En Ceclavín,     señores, se cometió

un crimen fatal y triste,     pero fue por defender su honor.

En dicho pueblo habitaba     una viuda mala sin piedad,

una hija que ella tenía,     su hermosura trató de manchar.

Por interés de cien duros     que un infame traidor la ofreció,

esta madre y santa quería     que su hija manchara su honor.

—Hija del alma,     de ti enamorado está

un caballero muy rico     que cien duros por tu honor me da.

—Convéncete, hija mía,     baila —dice la madre cruel—,

que nos da mucho dinero     y eso nadie lo puede saber—.

Y la joven la contesta     con desdén y sobrevalor:

—Antes pierdo mil veces la vida      de que nadie atropelle mi honor—.

La madre infame     al punto la contestó:

—Si no te entregas, te mato,     conque otorga y te será mejor―.
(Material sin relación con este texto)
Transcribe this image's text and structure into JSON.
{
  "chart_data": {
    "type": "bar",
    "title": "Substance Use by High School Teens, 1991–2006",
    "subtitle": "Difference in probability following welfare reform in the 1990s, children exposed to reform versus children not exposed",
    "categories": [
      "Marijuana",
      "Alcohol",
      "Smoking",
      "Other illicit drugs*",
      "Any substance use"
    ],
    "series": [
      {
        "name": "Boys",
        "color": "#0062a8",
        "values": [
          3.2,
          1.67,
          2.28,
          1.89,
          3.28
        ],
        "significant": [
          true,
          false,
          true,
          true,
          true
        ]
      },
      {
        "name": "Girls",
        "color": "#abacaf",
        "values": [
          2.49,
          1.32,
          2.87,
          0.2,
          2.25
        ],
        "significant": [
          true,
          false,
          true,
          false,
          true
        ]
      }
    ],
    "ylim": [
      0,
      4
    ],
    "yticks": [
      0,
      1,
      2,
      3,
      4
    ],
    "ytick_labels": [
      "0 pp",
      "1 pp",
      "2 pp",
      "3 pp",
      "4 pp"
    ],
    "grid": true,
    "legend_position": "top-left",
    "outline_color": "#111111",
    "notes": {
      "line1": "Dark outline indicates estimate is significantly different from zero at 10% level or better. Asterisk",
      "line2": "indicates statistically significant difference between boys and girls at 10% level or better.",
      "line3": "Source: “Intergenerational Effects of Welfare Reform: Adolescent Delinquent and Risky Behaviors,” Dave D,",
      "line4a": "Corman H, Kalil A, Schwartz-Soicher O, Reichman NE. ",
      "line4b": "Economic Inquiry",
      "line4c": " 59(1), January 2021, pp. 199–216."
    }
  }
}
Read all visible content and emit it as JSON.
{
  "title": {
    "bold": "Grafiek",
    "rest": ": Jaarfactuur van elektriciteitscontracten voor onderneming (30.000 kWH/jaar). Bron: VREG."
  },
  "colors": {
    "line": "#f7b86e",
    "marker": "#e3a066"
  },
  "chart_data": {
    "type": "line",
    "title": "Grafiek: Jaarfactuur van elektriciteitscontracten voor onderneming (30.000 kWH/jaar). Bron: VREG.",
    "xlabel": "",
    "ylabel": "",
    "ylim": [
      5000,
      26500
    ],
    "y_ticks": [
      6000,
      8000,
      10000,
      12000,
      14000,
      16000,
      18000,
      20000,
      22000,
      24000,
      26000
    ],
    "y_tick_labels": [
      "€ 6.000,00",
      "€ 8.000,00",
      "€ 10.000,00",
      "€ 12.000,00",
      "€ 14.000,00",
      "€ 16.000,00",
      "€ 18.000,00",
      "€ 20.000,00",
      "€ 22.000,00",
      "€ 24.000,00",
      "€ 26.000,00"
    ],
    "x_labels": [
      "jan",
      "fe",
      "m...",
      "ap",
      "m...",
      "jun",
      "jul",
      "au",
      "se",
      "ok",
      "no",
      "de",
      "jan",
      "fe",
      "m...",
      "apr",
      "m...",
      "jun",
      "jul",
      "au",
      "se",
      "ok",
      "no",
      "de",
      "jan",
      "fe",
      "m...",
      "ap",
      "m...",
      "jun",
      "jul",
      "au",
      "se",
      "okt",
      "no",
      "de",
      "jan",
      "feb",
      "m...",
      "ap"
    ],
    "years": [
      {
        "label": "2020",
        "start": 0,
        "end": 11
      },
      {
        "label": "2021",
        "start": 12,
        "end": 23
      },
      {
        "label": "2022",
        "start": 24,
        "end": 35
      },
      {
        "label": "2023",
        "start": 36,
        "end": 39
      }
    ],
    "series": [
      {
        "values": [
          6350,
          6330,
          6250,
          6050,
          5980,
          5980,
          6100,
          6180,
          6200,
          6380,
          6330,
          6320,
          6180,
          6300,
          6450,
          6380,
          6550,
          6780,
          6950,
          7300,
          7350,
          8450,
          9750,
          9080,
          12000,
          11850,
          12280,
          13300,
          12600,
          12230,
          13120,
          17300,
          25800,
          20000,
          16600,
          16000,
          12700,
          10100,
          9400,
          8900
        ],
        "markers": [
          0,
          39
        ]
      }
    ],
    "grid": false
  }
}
Enseguida aquella madre     al señor corriendo fue a buscar

y le dijo: —Caballero,     esta noche a las diez puede ir,

que si mi hija no quiere entregarse     en mis brazos tiene que morir—.

Pero la joven     preparada estaba ya

con un puñal de dos filos     para su honra poder libertar.     

Al entrar el caballero,     —Baila —dice la madre cruel—,

vamos, hijita del alma,     no seas tonta y entrégate a él―.

Y entonces la hermosa joven,     más valiente y bizarra que el sol,

a su madre luego sin tardanza,     dieciséis puñaladas la dio.

...........................     El caballero de escaparse intentó

y agarrándole la joven,     con la llave la puerta cerró.

El caballero al momento     cayó al suelo triste y sin sentido:

—Perdóname, blanca joven,     baila —dice triste y afligido—,

mira que tengo tres hijos     que ignorantes de todo esto son,

y en un ángel tan puro y tan bello,     pero que exista tan mal corazón—.

Pero la joven     al punto le contestó:     

—Yo no puedo perdonar     al que tanto daño me causó;

ya sabe que por usted,     yo la muerte infame le di,

porque quiso que dejara     de que usted abusara de mí,

así es que ahora le asesino     pa que pague su villana acción,

que es injusto que muera en mis brazos     el que tanto daño me causó—.

...........................     Diez puñaladas le pegó sin vacilar

aquella valiente joven     al que su honra trató de manchar.

Cuando muerto le dejó,     ella misma dar parte se fue,

con el rostro sin igual     de este modo le habló al señor juez:

—Sepa que a mi pobre madre     yo la muerte y santa le di,

porque quiso que yo dejara     que un infame abusara de mí.

Yo pobre soy,     y usted como juez severo,

ha de saber que la honra     no se paga con ningún dinero.

Así es que ahora, señor juez,     haga usted lo que quiera de mí,

que es injusto que yo también pague     el delito que yo cometí—.

La meten en el calabozo,     su alma pura entregó al Señor,

una carta ha dejado     que a cualquiera le causa dolor:

“Adiós, madre traidora, tú fuiste     la culpable de mi perdición.

Madre, yo te asesiné     porque mi honor vendiste,

infame valor tuviste,     pero yo lo castigué.

Mientras viva yo sentiré     la muerte que yo la di,

porque la pobre de ella     con sus pechos me crio a mí,

pero también me vendió     el honor con que nací”.

Resumen de "Hija defensora de su honra"

Una madre vende la honra de su hija a un individuo adinerado. La madre informa a su hija de que esa noche deberá entregarse a él. La muchacha se niega, pero su madre la amenaza de muerte. Cuando la madre entra con el individuo, la joven, que se ha armado con un puñal, la mata. Luego, cierra la puerta con llave y también asesina al pretendiente, haciendo oídos sordos de sus súplicas. La muchacha relata al juez lo ocurrido. Este llora ante la injusta situación. Dentro del calabozo, la joven se suicida.